Data Science

A chemist studies chemical properties of objects. A biologist studies living beings. A data scientist studies data. Data is real. It has real properties. Study of data leads to information and knowledge. Answering questions with data leads to revelation, understanding, and wisdom.

Data Science is the science of extracting knowledge from data and presenting the findings in an audience-friendly format. Governments and corporations are sitting on massive quantities of data. Hidden in this data is information that can revolutionize the way governments and corporations serve their clients and earn revenue. Hidden there is information that is of great scientific interest. For businesses, hidden in data is knowledge that can give a business the competitive advantage it needs.

Data science involves application or Mathematics (Linear Algebra, Calculus, Graph Theory, Statistics), expert technical skills, and the ability to ask insightful questions. A data scientist does not need to be an expert in everything but the more he/she knows the better. The most important characteristic of a data scientist is curiosity and ability to ask insightful questions. Without this ability, technical and math skills cannot be used resourcefully.

Why now

There is suddenly a high demand for data scientists. Why is there a new field called Data Science and why is it in such high demand? Following are some of the more important reasons:

  1. Storage is very cheap and it is getting cheaper
  2. Software for data science is improving and getting cheaper
  3. Almost all medium to large sized organizations have generated large collections of data and there is just massive amounts of data available online.
  4. There are many algorithms for data science and the number is growing
  5. The market is finally beginning to appreciate the value of data science to improve service and profitability

In terms of technology, the cloud has been the game changer. All of a sudden, everyone can access unlimited quantities of storage space and processing power at a very little cost. In addition, most providers such as Amazon provide numerous value-added tools to facilitate data science work. A cloud allows data scientists to easily bypass their local technical limitations.

Profile of a successful data scientist

A successful data scientist is curious and passionate about his data. Data scientists make assumptions about data, learn from the data and then modify their hypothesis over several iterations until they reach conclusion strongly supported by their data. They are comfortable with analytics platforms, programming, and mathematics. Once data scientists complete their study, they present their findings in easy to understand narratives.

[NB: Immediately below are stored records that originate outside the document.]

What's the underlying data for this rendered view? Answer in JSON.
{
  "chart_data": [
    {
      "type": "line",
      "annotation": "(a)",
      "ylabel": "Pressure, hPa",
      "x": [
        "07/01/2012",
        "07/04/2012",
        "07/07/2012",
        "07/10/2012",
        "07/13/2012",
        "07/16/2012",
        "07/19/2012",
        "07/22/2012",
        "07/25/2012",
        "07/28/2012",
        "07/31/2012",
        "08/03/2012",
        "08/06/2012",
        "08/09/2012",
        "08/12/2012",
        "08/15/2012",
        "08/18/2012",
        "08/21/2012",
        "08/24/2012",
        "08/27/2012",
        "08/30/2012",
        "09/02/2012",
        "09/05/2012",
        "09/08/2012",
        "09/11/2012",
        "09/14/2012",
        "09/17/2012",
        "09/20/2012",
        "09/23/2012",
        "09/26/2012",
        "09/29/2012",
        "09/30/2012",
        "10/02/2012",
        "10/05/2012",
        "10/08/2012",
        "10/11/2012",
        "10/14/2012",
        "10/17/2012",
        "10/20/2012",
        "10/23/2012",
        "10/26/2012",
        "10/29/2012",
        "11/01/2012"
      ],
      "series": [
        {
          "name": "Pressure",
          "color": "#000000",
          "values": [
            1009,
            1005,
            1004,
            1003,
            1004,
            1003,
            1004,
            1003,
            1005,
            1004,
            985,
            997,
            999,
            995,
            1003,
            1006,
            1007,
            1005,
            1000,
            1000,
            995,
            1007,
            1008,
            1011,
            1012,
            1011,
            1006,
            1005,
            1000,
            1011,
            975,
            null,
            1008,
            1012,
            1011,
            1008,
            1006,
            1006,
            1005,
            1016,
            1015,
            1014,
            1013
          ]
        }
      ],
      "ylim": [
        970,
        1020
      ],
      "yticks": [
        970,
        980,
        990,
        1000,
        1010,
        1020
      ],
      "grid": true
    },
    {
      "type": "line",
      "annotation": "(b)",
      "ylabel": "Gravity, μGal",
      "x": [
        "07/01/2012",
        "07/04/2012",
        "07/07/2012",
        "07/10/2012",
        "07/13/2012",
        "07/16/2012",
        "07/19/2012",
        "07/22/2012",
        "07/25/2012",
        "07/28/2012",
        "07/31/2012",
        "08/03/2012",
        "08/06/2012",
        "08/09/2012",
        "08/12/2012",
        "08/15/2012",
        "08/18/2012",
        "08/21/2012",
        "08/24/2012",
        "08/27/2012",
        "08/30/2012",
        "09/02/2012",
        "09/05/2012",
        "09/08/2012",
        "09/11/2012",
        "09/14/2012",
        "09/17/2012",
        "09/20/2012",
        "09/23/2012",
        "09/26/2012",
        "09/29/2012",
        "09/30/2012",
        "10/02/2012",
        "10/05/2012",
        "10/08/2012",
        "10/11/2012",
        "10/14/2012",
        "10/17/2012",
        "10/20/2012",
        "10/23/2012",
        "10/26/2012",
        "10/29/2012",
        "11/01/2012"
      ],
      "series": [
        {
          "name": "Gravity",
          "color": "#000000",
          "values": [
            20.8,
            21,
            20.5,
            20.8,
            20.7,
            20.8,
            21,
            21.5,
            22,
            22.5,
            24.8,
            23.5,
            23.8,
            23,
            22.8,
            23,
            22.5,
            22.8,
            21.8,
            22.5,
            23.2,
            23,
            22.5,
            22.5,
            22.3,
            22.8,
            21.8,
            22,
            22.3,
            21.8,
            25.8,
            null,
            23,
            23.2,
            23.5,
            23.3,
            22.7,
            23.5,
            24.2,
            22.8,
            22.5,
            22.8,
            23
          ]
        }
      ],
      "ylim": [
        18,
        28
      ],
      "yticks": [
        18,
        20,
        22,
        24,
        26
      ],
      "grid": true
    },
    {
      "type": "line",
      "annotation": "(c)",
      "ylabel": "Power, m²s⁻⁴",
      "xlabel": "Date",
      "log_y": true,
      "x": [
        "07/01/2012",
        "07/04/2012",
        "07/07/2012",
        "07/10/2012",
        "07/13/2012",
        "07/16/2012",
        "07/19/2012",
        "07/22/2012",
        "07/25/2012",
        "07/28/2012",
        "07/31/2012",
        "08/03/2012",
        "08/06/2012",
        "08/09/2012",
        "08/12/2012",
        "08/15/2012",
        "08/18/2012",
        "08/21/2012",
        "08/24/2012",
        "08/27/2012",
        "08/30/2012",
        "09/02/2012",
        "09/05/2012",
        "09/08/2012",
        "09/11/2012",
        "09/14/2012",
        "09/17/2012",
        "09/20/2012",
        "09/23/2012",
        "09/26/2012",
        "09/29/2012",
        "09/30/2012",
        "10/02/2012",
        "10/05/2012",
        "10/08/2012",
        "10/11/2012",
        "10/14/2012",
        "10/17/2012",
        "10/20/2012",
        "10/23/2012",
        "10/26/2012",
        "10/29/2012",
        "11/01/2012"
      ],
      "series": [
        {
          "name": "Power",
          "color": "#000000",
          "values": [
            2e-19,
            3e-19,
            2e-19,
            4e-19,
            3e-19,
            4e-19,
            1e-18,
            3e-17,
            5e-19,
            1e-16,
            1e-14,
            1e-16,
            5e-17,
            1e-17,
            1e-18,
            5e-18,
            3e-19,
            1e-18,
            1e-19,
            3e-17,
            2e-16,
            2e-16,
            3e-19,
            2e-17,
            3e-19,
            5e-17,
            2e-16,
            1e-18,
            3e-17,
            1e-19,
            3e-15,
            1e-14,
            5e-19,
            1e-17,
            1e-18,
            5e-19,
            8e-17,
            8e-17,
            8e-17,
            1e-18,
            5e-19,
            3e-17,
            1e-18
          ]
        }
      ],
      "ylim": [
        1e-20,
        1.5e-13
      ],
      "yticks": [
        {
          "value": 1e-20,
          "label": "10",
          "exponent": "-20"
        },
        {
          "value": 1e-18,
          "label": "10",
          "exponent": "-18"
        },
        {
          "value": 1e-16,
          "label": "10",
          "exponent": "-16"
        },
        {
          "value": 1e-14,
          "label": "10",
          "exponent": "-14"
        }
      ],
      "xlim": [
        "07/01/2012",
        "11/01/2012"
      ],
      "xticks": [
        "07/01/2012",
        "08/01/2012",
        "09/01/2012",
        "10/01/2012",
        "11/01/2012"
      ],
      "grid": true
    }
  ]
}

Not all data scientist are alike. Some do general work while others focus on domains such as health, technology, or business. They can work in predictive analysis, big data, spatial data, or any combination of these. Based on their requirements they require different technical skills. Following some trends that I have observed:

  • global skills: SQL
  • unstructured data: python is better than R
  • structured data: R or python
  • predictive analysis: R or python
  • big data: Hadoop, Stats, SPSS, PIG, Spark
  • spatial data: maptitude, mapinfo
  • data visualization: tableau, JavaScript D3, Qlik

Depending on what the data and analysis requires different mathematical tools are required. Regression is used frequently.

When you good assumptions, many tools are available to test those assumptions. When you don't have good assumptions and just need to explore the data, use machine learning.

R and python are preferred skills for predictive analysis. python is better suited for working with unstructured data. Expert knowledge of SQL is required for most work. Hadoop, Cassandra, and Spark are often used for big data.

Career prospects

What are the career prospects for someone going into data science. There is a high demand for data scientists as more and more organizations are realizing the benefits of data science. Therefore, this is an urgent need for data scientists. Currently, the average salary of a data scientist is higher than programmers or mathematicians.